LONDON.- Charles Ede announced the reopening of its gallery space. The occasion is being celebrated by a new exhibition showcasing much of the ancient art due to have been shown at this summers Masterpiece Art Fair.
Covering a swath of the ancient Mediterranean world, the exhibition includes sculptures in marble, terracotta and bronze, Roman glass vessels dating from the 1st-5th centuries AD and a selection of Egyptian faience artefacts and amulets.
At the heart of the exhibition is a group of sculptures that focuses on the female form and its representation over nearly three thousand years.
The earliest is a Greek marble figure from the Cyclades dating to c.2600 BC. These enigmatic sculptures, often erroneously referred to as idols, were unknown until their rediscovery in the late 19th century. The severe geometry of their bodies is explained partly through the laborious way in which they were made, the stone being ground away using water and emery. Ours is a fine and, unusually, intact example of the Spedos type, named after the area where these figurines were first unearthed. Their purpose is still unknown and although we most often display them vertically, they seem to have been found in graves, lying horizontally, their toes pointed. Maybe they represent the dead, but certainly are connected with notions of fertility. Almost all these figures depict naked women, some are shown with a distended belly suggesting pregnancy, whilst just a handful are male. It need hardly be said that these figures were a revelation to artists such as Picasso and Brancusi who discovered them in the Louvre; their influence on the School of Paris and later modern art was profound. They provided a fully functioning sculptural aesthetic that had had no influence on pre- or even post-renaissance art. As with most such figures, our example, with her blank face, crossed arms and evident self-containment, rebuffs our questioning eyes, adding to her mystery.
Two terracotta figures, dating to the early 1st millennium BC, come from the Amlash culture on the southern coast of the Caspian Sea. They are as strongly abstract in their forms as the Cycladic, and as inscrutable. Neither culture left written records, so our interpretation can be only conjecture: are they fertility figures or goddesses? As with the marble Cycladic figure they are made of local materials, in this case clay, which was hand-moulded before being sun-baked. The resulting soft, matt surfaces have a tactile affinity with human skin as well as a sense of fragility. Their forms however are remarkable for the exaggeratedly wide hips (emphasising their sexuality) and short conical legs. The breasts, though expressed, barely register; their faces are little more than a jutting protrusion from a smooth, long body and neck.
From Egypt comes a bronze statuette of the goddess Neith, dating to the Late Dynastic-Ptolemaic Period, 664-30 BC. Her slender form, narrow-hipped, small-breasted and with a flat-stomach, hints at none of the earlier indications of sexuality. She is the divine expressed in human form, actively striding into our world, and unlike the earlier examples is depicted clothed, wearing a fine, close-fitting, almost sheer dress down to her ankles. Here we are more certain of meaning as the Egyptians left copious writings. Neith, for all her apparent serenity, was a warrior goddess.

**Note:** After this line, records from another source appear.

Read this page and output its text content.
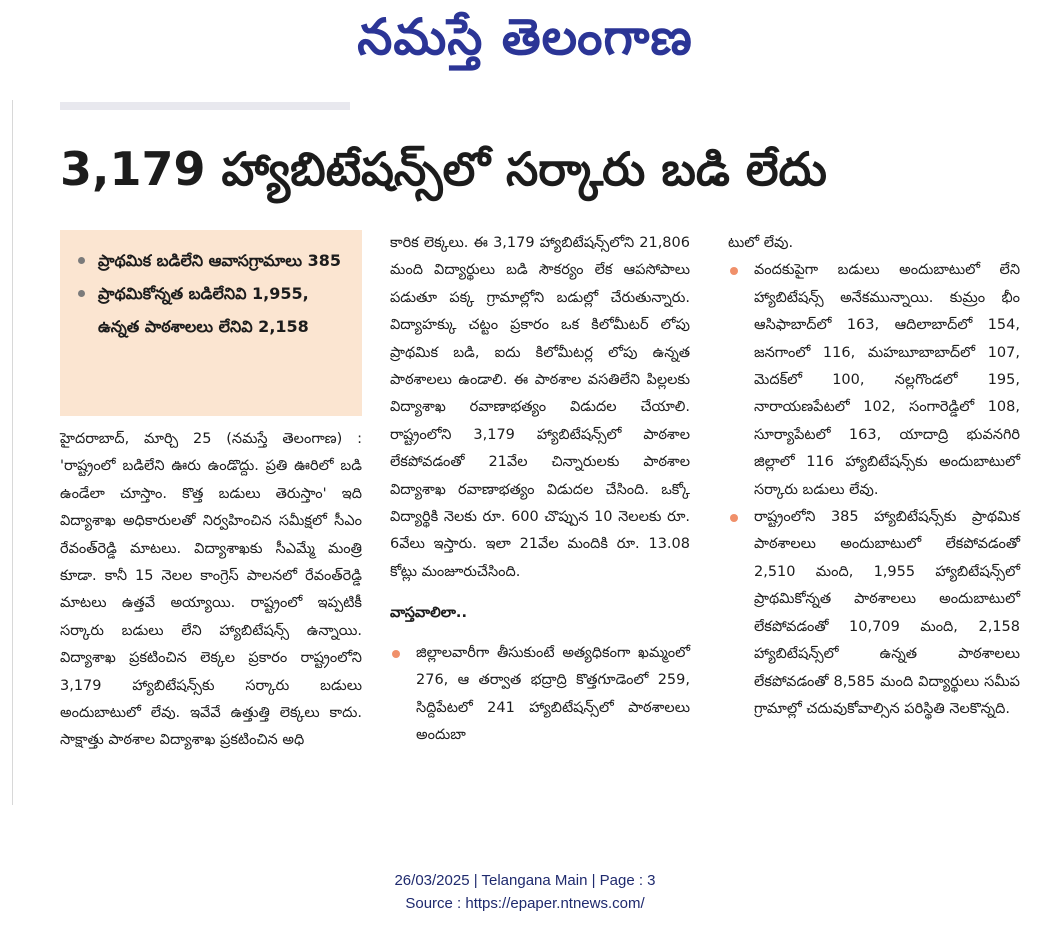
నమస్తే తెలంగాణ
3,179 హ్యాబిటేషన్స్‌లో సర్కారు బడి లేదు
ప్రాథమిక బడిలేని ఆవాసగ్రామాలు 385
ప్రాథమికోన్నత బడిలేనివి 1,955, ఉన్నత పాఠశాలలు లేనివి 2,158

హైదరాబాద్, మార్చి 25 (నమస్తే తెలంగాణ) : 'రాష్ట్రంలో బడిలేని ఊరు ఉండొద్దు. ప్రతి ఊరిలో బడి ఉండేలా చూస్తాం. కొత్త బడులు తెరుస్తాం' ఇది విద్యాశాఖ అధికారులతో నిర్వహించిన సమీక్షలో సీఎం రేవంత్‌రెడ్డి మాటలు. విద్యాశాఖకు సీఎమ్మే మంత్రి కూడా. కానీ 15 నెలల కాంగ్రెస్ పాలనలో రేవంత్‌రెడ్డి మాటలు ఉత్తవే అయ్యాయి. రాష్ట్రంలో ఇప్పటికీ సర్కారు బడులు లేని హ్యాబిటేషన్స్ ఉన్నాయి. విద్యాశాఖ ప్రకటించిన లెక్కల ప్రకారం రాష్ట్రంలోని 3,179 హ్యాబిటేషన్స్‌కు సర్కారు బడులు అందుబాటులో లేవు. ఇవేవే ఉత్తుత్తి లెక్కలు కాదు. సాక్షాత్తు పాఠశాల విద్యాశాఖ ప్రకటించిన అధి

కారిక లెక్కలు. ఈ 3,179 హ్యాబిటేషన్స్‌లోని 21,806 మంది విద్యార్థులు బడి సౌకర్యం లేక ఆపసోపాలు పడుతూ పక్క గ్రామాల్లోని బడుల్లో చేరుతున్నారు. విద్యాహక్కు చట్టం ప్రకారం ఒక కిలోమీటర్ లోపు ప్రాథమిక బడి, ఐదు కిలోమీటర్ల లోపు ఉన్నత పాఠశాలలు ఉండాలి. ఈ పాఠశాల వసతిలేని పిల్లలకు విద్యాశాఖ రవాణాభత్యం విడుదల చేయాలి. రాష్ట్రంలోని 3,179 హ్యాబిటేషన్స్‌లో పాఠశాల లేకపోవడంతో 21వేల చిన్నారులకు పాఠశాల విద్యాశాఖ రవాణాభత్యం విడుదల చేసింది. ఒక్కో విద్యార్థికి నెలకు రూ. 600 చొప్పున 10 నెలలకు రూ. 6వేలు ఇస్తారు. ఇలా 21వేల మందికి రూ. 13.08 కోట్లు మంజూరుచేసింది.

వాస్తవాలిలా..

జిల్లాలవారీగా తీసుకుంటే అత్యధికంగా ఖమ్మంలో 276, ఆ తర్వాత భద్రాద్రి కొత్తగూడెంలో 259, సిద్దిపేటలో 241 హ్యాబిటేషన్స్‌లో పాఠశాలలు అందుబా

టులో లేవు.

వందకుపైగా బడులు అందుబాటులో లేని హ్యాబిటేషన్స్ అనేకమున్నాయి. కుమ్రం భీం ఆసిఫాబాద్‌లో 163, ఆదిలాబాద్‌లో 154, జనగాంలో 116, మహబూబాబాద్‌లో 107, మెదక్‌లో 100, నల్లగొండలో 195, నారాయణపేటలో 102, సంగారెడ్డిలో 108, సూర్యాపేటలో 163, యాదాద్రి భువనగిరి జిల్లాలో 116 హ్యాబిటేషన్స్‌కు అందుబాటులో సర్కారు బడులు లేవు.

రాష్ట్రంలోని 385 హ్యాబిటేషన్స్‌కు ప్రాథమిక పాఠశాలలు అందుబాటులో లేకపోవడంతో 2,510 మంది, 1,955 హ్యాబిటేషన్స్‌లో ప్రాథమికోన్నత పాఠశాలలు అందుబాటులో లేకపోవడంతో 10,709 మంది, 2,158 హ్యాబిటేషన్స్‌లో ఉన్నత పాఠశాలలు లేకపోవడంతో 8,585 మంది విద్యార్థులు సమీప గ్రామాల్లో చదువుకోవాల్సిన పరిస్థితి నెలకొన్నది.

26/03/2025 | Telangana Main | Page : 3
Source : https://epaper.ntnews.com/
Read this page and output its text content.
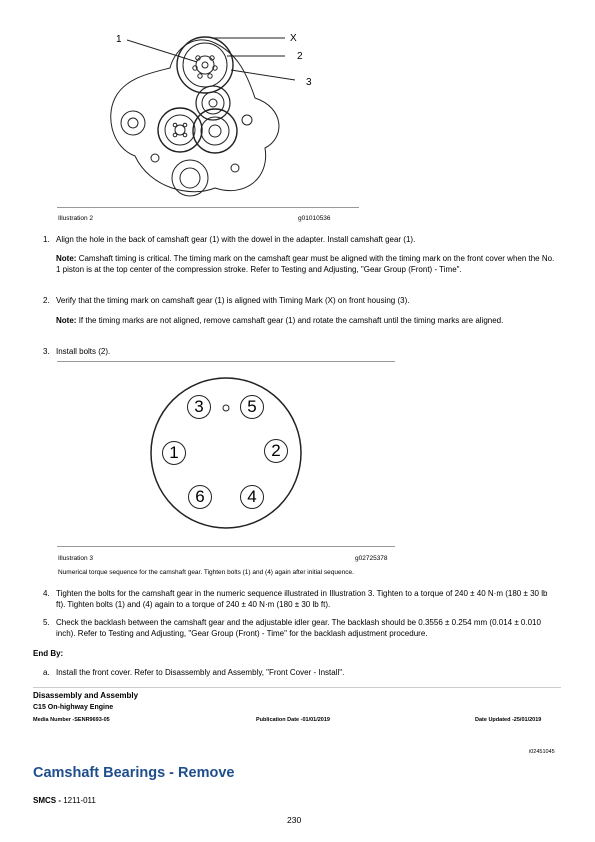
1	X
2
3
Illustration 2	g01010536
1. Align the hole in the back of camshaft gear (1) with the dowel in the adapter. Install camshaft gear (1).
Note: Camshaft timing is critical. The timing mark on the camshaft gear must be aligned with the timing mark on the front cover when the No. 1 piston is at the top center of the compression stroke. Refer to Testing and Adjusting, "Gear Group (Front) - Time".
2. Verify that the timing mark on camshaft gear (1) is aligned with Timing Mark (X) on front housing (3).
Note: If the timing marks are not aligned, remove camshaft gear (1) and rotate the camshaft until the timing marks are aligned.
3. Install bolts (2).
3	5
1	2
6	4
Illustration 3	g02725378
Numerical torque sequence for the camshaft gear. Tighten bolts (1) and (4) again after initial sequence.
4. Tighten the bolts for the camshaft gear in the numeric sequence illustrated in Illustration 3. Tighten to a torque of 240 ± 40 N·m (180 ± 30 lb ft). Tighten bolts (1) and (4) again to a torque of 240 ± 40 N·m (180 ± 30 lb ft).
5. Check the backlash between the camshaft gear and the adjustable idler gear. The backlash should be 0.3556 ± 0.254 mm (0.014 ± 0.010 inch). Refer to Testing and Adjusting, "Gear Group (Front) - Time" for the backlash adjustment procedure.
End By:
a. Install the front cover. Refer to Disassembly and Assembly, "Front Cover - Install".
Disassembly and Assembly
C15 On-highway Engine
Media Number -SENR9693-05	Publication Date -01/01/2019	Date Updated -25/01/2019
i02451045
Camshaft Bearings - Remove
SMCS - 1211-011
230
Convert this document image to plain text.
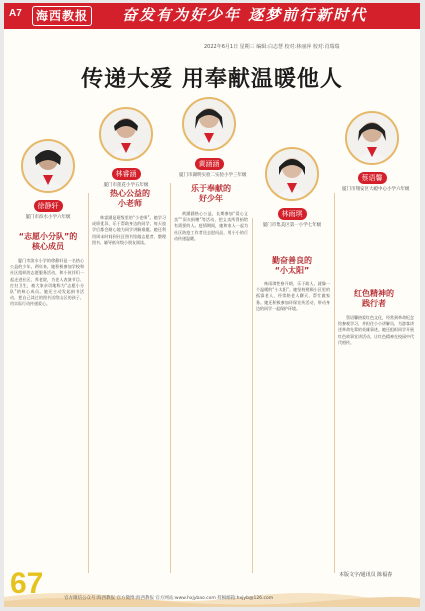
A7	海西教报 奋发有为好少年 逐梦前行新时代
2022年6月1日 星期三 编辑:白志慧 校对:林丽萍 校对:肖瑞瑞
传递大爱 用奉献温暖他人
徐静轩
厦门市滨水小学六年级
林睿涵
厦门市莲花小学五年级
黄涵涵
厦门市湖明实验二实验小学三年级
林雨琪
厦门市集美区第一小学七年级
蔡语馨
厦门市翔安区大嶝中心小学六年级
“志愿小分队”的
核心成员
热心公益的
小老师
乐于奉献的
好少年
勤奋善良的
“小太阳”
红色精神的
践行者

厦门市滨水小学的徐静轩是一名热心公益的少年。两年来，她积极参加学校和社区组织的志愿服务活动，和小伙伴们一起走进社区、养老院，为老人表演节目、打扫卫生，被大家亲切地称为“志愿小分队”的核心成员。她还主动发起捐书活动，把自己读过的图书送给山区的孩子，用实际行动传递爱心。

林睿涵是班级里的“小老师”。她学习成绩优异，乐于帮助身边的同学，每天放学后都会耐心地为同学讲解难题。她还利用周末时间到社区图书馆做志愿者，整理图书、辅导低年级小朋友阅读。

黄涵涵热心公益，长期参加“爱心义卖”“旧衣捐赠”等活动，把义卖所得捐给有需要的人。疫情期间，她和家人一起为社区防疫工作者送去慰问品，用小小的行动传递温暖。

林雨琪性格开朗，乐于助人，就像一个温暖的“小太阳”。她坚持照顾小区里的孤寡老人，经常陪老人聊天、帮忙做家务。她还积极参加环保宣传活动，带动身边的同学一起保护环境。

蔡语馨热爱红色文化，经常到革命纪念馆参观学习，并担任小小讲解员，为游客讲述革命先辈的英雄事迹。她还组织同学开展红色故事宣讲活动，让红色精神在校园中代代相传。

本版文字/通讯员 陈福春
67	官方微信公众号:海西教报 官方微博:海西教报 官方网站:www.hxjybao.com 投稿邮箱:hxjyb@126.com
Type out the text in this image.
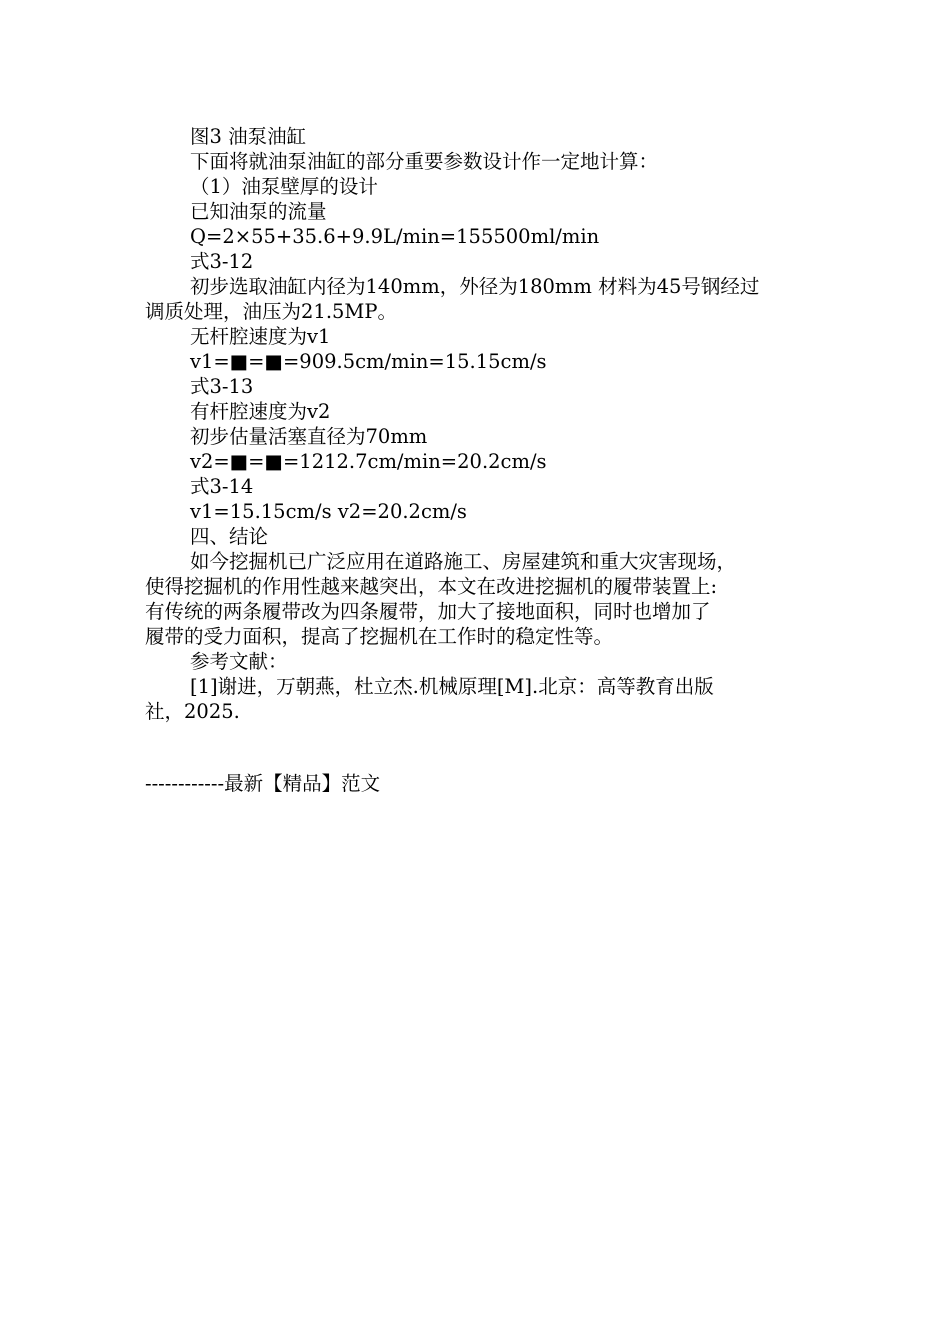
图3 油泵油缸
下面将就油泵油缸的部分重要参数设计作一定地计算：
（1）油泵壁厚的设计
已知油泵的流量
Q=2×55+35.6+9.9L/min=155500ml/min
式3-12
初步选取油缸内径为140mm，外径为180mm 材料为45号钢经过
调质处理，油压为21.5MP。
无杆腔速度为v1
v1=■=■=909.5cm/min=15.15cm/s
式3-13
有杆腔速度为v2
初步估量活塞直径为70mm
v2=■=■=1212.7cm/min=20.2cm/s
式3-14
v1=15.15cm/s v2=20.2cm/s
四、结论
如今挖掘机已广泛应用在道路施工、房屋建筑和重大灾害现场，
使得挖掘机的作用性越来越突出，本文在改进挖掘机的履带装置上:
有传统的两条履带改为四条履带，加大了接地面积，同时也增加了
履带的受力面积，提高了挖掘机在工作时的稳定性等。
参考文献：
[1]谢进，万朝燕，杜立杰.机械原理[M].北京：高等教育出版
社，2025.
------------最新【精品】范文
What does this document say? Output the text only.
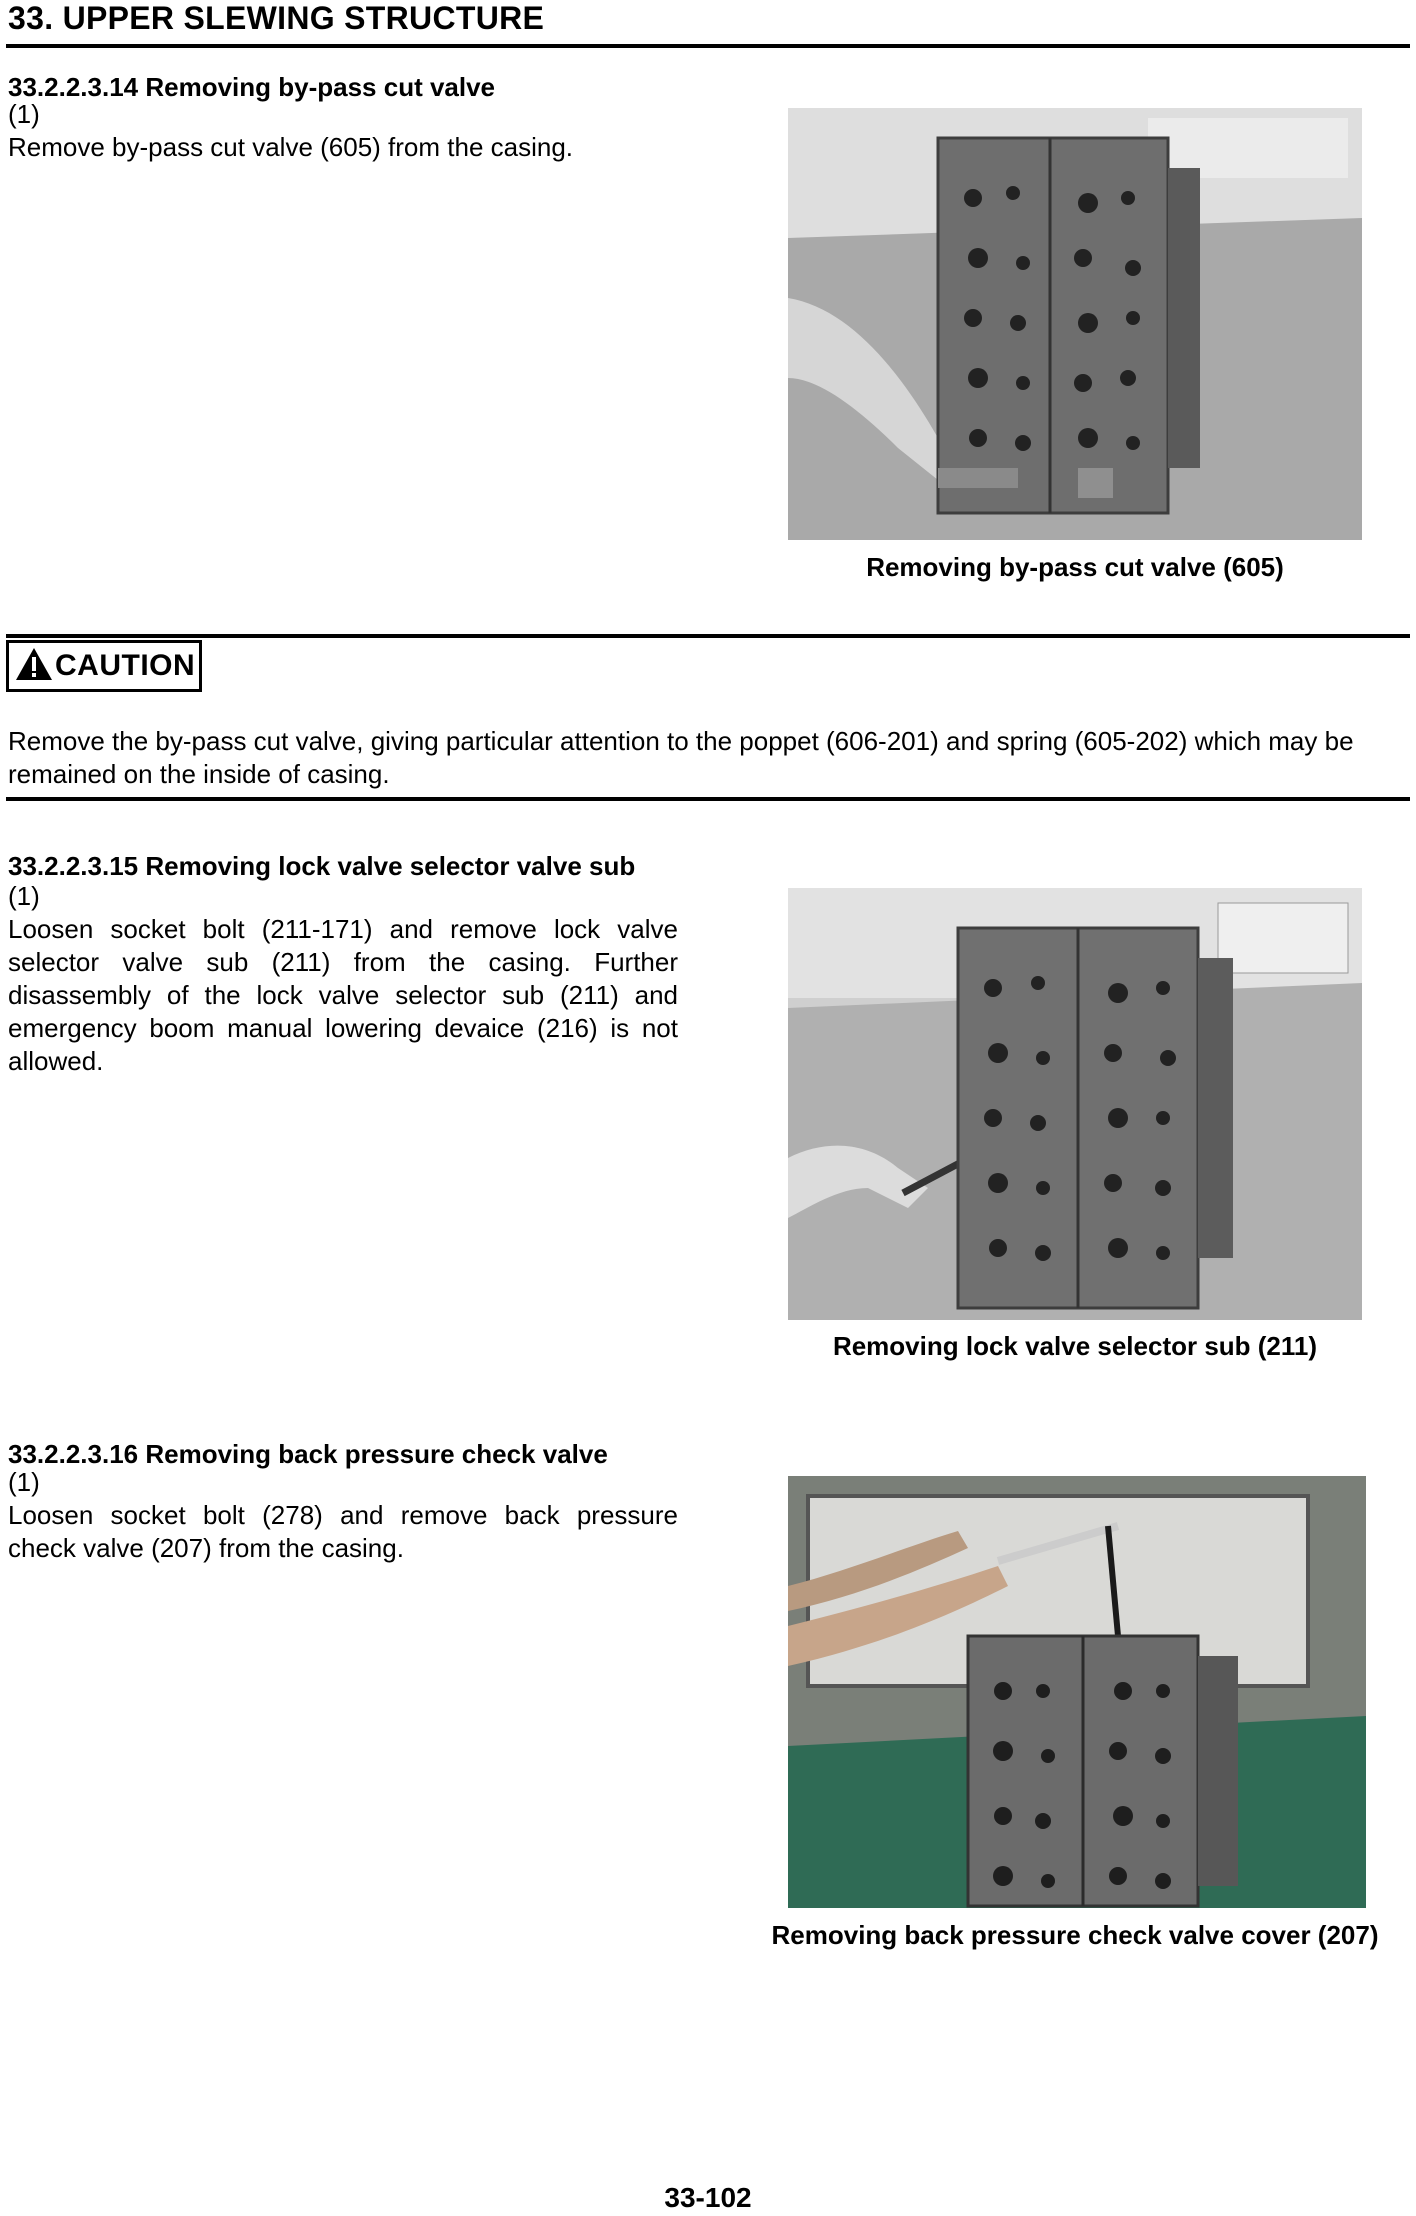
33. UPPER SLEWING STRUCTURE
33.2.2.3.14 Removing by-pass cut valve
(1)
Remove by-pass cut valve (605) from the casing.
Removing by-pass cut valve (605)
CAUTION
Remove the by-pass cut valve, giving particular attention to the poppet (606-201) and spring (605-202) which may be remained on the inside of casing.
33.2.2.3.15 Removing lock valve selector valve sub
(1)
Loosen socket bolt (211-171) and remove lock valve selector valve sub (211) from the casing. Further disassembly of the lock valve selector sub (211) and emergency boom manual lowering devaice (216) is not allowed.
Removing lock valve selector sub (211)
33.2.2.3.16 Removing back pressure check valve
(1)
Loosen socket bolt (278) and remove back pressure check valve (207) from the casing.
Removing back pressure check valve cover (207)
33-102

Despite the soft, elegant modelling of her body Neith preserves an almost schematic, rather rigid, stance. It was the Greeks in the early 5th century BC who revolutionised the way in which the human form was sculpted and perceived. Their startling innovation was to break free of symmetry. By throwing-out the hips to one side they created a series of s-shaped lines running through the sculpture and the representational became naturalistic.
This is clearly shown in the impressive Roman bronze statuette of Isis-Aphrodite. Here we see the Egyptian, Greek and Roman worlds compressed together in a single syncretic deity. Isis, the great Egyptian mother goddess, merges with a sensuous Aphrodite, whose iconography was in turn borrowed by the Romans for their own Venus. Egypt is expressed by the feathered plumes of the crown, the only apparel, apart from armbands, worn by the otherwise naked goddess.
The marble torso of Venus is also from the Roman period, though after a Greek original of Aphrodite. A sizeable fragment, the body is clearly shown in a swivelling movement as the goddess, startled by our presence, attempts to cover her nudity. The arms, which originally tried to deflect our gaze and hide her vulnerability, have broken away and we now see her unshielded. Walking around, her twisting form offers-up a series of different views, and although divine, her specific humanness is completely revealed: the dimples in her hips; the small depressions at the base of her spine which curves sinuously down her back; the slight wrinkles to her belly. It is no coincidence that the goddess of love is shown unclothed, in her splendid beauty she is supposed to excite erotic desire.
The antithesis of the revealed body is seen in the Roman marble statuette of a goddess or muse. Contrapposto is still clearly invoked, but theres not an inch of bodily flesh evident, and although the body is fully clothed, hidden beneath drapery, it is paradoxically revealed by the way her himation is pulled across the hips and body in diagonal ripples, and by the left knee breaking through the column of folds of her finely woven chiton. The serpentine lines of her outer garment, which falls over her left shoulder and under her right arm, divides and exposes the form of her breasts.
Because of social distancing measures, visits must be arranged in advance.